– Слушаю, – отозвалась трубка.
– Мирослав Казбекович, извините за беспокойство, это Лидия Георгиевна.
– Лидия Георгиевна???
– Секретарь ваша бывшая.
– Ах, Лидия Георгиевна, здравствуйте, как поживаете? Пенсию выплачивают регулярно?
– Вашими заботами, Мирослав Казбекович, спасибо.
– Чем могу быть полезен?
– За внучку хочу попросить, Мирослав Казбекович. Сгораю от стыда, но вы – последняя надежда.
– Что, уже университет закончила? Журналистика, не ошибаюсь? Ищет работу?
– Хуже, Мирослав Казбекович. Арестовали ее.
– Неужели? Наркотики?
– Еще хуже.
– Ну, не пугайте. Не убийство же, я надеюсь?
– Самоубийство.
– За это у нас не арестовывают, Лидия Георгиевна. Так в чем дело?
– Моя внучка – Даша Смирнова.
– Да, да, я отлично помню, Даша, и как вы, Смирнова.
– Та самая Даша Смирнова.
– Которая?
– Извините, Мирослав Казбекович, язык не поворачивается, так стыдно. Из «Письки лают».

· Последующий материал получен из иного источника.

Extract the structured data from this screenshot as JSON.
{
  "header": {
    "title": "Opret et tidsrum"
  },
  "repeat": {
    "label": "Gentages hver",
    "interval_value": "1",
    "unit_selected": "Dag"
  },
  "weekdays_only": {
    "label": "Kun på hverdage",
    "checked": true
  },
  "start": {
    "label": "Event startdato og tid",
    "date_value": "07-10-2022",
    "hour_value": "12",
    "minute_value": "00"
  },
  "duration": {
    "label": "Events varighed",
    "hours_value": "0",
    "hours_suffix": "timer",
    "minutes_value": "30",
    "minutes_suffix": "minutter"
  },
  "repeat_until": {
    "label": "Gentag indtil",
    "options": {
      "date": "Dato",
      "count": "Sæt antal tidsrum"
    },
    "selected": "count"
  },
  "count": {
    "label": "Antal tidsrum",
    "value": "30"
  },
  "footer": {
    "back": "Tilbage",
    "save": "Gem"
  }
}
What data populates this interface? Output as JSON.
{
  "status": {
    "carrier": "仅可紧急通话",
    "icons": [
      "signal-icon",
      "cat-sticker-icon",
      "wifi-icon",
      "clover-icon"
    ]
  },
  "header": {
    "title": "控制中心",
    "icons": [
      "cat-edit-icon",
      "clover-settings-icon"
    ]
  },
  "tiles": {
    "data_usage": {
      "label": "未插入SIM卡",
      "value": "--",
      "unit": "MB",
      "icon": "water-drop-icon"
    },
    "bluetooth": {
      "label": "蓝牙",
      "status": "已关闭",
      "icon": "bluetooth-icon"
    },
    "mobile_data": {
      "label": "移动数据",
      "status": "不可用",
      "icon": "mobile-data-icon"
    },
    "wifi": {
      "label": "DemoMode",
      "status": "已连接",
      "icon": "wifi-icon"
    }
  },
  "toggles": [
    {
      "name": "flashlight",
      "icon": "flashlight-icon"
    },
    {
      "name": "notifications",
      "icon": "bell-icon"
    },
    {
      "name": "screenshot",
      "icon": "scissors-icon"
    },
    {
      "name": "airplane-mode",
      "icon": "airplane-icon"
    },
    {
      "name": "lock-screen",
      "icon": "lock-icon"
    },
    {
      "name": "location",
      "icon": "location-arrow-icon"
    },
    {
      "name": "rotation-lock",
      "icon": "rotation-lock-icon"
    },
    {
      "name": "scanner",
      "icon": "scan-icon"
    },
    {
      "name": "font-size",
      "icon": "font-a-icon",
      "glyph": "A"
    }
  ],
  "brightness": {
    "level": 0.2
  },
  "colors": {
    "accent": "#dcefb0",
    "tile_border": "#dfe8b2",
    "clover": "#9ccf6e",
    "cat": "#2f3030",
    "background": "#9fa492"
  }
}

– …Зарезали, Лидия Георгиевна. Без ножа зарезали. Если журналисты пронюхают, что бабушка Дарьи Смирновой была моим секретарем, на меня этот трюк и повесят. Скажут, что это была месть за смещение из Кремля. Сейчас только этого не хватало. Что же вы сразу не предупредили? Тянули два месяца!
– Неловко мне было, Мирослав Казбекович. Ну и думала, что как-нибудь обойдется.
– Обойдется?! Как же вы, Лидия Георгиевна, не прочувствовали момент? Вы, которая столько лет просидела на идеологической кухне? Впрочем, это риторика. Прошу на суде не появляться, на свидания к внучке не ходить…
– Так ведь и не пускают…
– Очень хорошо. Отправим вас на все лето на Кавказские минеральные воды, поправить здоровье.
– А что же будет с Дашенькой?
– А что будет с Дашенькой? Посадят, конечно. Я в моем сегодняшнем положении и помочь ей ничем не могу. Где же вы раньше были, Лидия Георгиевна? Если чувствовали у девочки протестные настроения, отправили бы к «Нашим». У «Наших» поднимай ноги хоть среди могил – ничего за это не будет. И протестное настроение удовлетворено, и никакой опасности преследования.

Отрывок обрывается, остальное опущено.